An der Wand stand ein Bett, ein Messinggestell mit Matratze. Sie war angefressen und er konnte getrocknetes Blut erkennen. Neben dem Bild war eine Holzschachtel und darin fand er Briefe. Sie waren alle an eine Hedwig Berge adressiert und trugen den Stempel des hiesigen Postamtes und hatten den Vermerk: Empfänger unbekannt. Offenbar hatten sie ihr Ziel nie erreicht. Er begann zu lesen. Scheinbar war Hedwig seine Großmutter, denn sie begannen alle mit ‚Liebe Mama‘. Sie erzählten, wie schrecklich es ihr ging, dass Hening sie schlüge und für seine ‚niederen Spielchen‘ in einen Keller schleife. Sie sei schwanger geworden und hasste das Baby, die Frucht dieses Schlächters! In Yngwie starb alles ab. Dumpf zog er den letzten Brief hervor, er äußerte den Plan, nach der Niederkunft fort zu laufen. Irgendwohin, nur weg. Darunter hatte sein Vater gekritzelt: „Ich finde dich, Schlampe, und dann prügle ich dir gehorsam ein!“
Stumpf ging er zurück in die Hütte und legte den Schlüssel neben seinen Vater, er hatte die Kellertür nicht mehr verschlossen. Dann weckte er ihn. „Was?“ nuschelte der. „Das Treibseil hat geschellt, etwas Großes ist im Netz, wir sollten schauen, nicht dass es reißt!“ antwortete Yngwie stoisch. Der bärtige Säufer fluchte und gemeinsam stiegen sie in den Kutter und fuhren in den Nebel.

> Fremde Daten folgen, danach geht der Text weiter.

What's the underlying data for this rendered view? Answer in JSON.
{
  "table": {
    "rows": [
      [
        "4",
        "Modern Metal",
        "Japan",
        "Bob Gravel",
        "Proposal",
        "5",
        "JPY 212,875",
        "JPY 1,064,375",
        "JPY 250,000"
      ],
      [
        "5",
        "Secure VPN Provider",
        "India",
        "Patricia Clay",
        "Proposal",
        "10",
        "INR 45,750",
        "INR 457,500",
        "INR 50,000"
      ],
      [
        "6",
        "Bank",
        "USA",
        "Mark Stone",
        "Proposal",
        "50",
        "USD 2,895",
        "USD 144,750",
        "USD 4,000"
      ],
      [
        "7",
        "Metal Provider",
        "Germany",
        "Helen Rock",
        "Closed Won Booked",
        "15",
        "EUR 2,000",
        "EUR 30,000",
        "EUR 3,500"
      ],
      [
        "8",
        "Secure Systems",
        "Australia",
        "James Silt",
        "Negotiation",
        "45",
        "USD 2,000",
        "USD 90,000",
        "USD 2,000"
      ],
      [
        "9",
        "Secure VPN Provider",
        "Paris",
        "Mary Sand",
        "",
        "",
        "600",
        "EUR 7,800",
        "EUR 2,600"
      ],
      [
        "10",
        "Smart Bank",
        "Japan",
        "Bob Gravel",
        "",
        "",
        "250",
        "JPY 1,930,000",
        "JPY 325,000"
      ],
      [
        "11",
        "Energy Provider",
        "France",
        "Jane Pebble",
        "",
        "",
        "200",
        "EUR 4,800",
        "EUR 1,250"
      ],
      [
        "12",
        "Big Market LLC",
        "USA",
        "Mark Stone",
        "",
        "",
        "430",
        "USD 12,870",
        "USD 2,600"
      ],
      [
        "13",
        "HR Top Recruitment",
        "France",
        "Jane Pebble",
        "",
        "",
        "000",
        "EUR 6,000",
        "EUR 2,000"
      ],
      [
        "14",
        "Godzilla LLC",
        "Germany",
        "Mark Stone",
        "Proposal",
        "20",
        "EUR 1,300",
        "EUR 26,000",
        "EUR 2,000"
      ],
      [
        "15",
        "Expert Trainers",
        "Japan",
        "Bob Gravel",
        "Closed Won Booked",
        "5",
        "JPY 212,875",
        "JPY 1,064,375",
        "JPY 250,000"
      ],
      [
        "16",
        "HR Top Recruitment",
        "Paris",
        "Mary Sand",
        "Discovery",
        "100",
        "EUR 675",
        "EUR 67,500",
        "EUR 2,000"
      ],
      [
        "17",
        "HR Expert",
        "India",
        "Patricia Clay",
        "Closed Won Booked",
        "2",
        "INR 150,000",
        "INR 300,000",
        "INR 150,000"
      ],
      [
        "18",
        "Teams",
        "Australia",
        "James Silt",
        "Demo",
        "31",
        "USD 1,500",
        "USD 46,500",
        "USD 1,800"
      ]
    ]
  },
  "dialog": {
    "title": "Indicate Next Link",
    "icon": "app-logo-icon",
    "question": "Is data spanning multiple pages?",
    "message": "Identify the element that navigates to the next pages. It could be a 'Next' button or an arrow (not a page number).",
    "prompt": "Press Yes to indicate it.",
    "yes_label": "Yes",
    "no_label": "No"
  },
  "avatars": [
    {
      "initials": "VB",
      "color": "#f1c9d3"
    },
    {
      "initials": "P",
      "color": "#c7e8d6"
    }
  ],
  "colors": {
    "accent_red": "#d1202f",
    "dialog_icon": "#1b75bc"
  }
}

Schweigend überlegte Yngwie, was er sagen sollte. Als sie weit draußen waren fasste er sich. „Ich habe die Briefe von Mutter gefunden! Du hast sie vergewaltigt und geschlagen, so wie mich. Sie ist nicht tot, fortgelaufen aus diesem Folterheim, dass du errichtet hast. Frei! Du hast ihr und mein Leben zerstört, aber damit ist Schluss! Ich werde zur Polizei gehen und dafür sorgen, dass du nie wieder das Wasser siehst!“ Sein Vater brüllte auf. Unbeholfen und cholerischen Blutes voll mit Schnaps zog er das Tau und sprang auf Yngwie zu. Der stand an der Back und rechnete damit. Ungewohnt behände glitt er zur Seite und mit lautem Klatschen fiel sein Vater ins Meer.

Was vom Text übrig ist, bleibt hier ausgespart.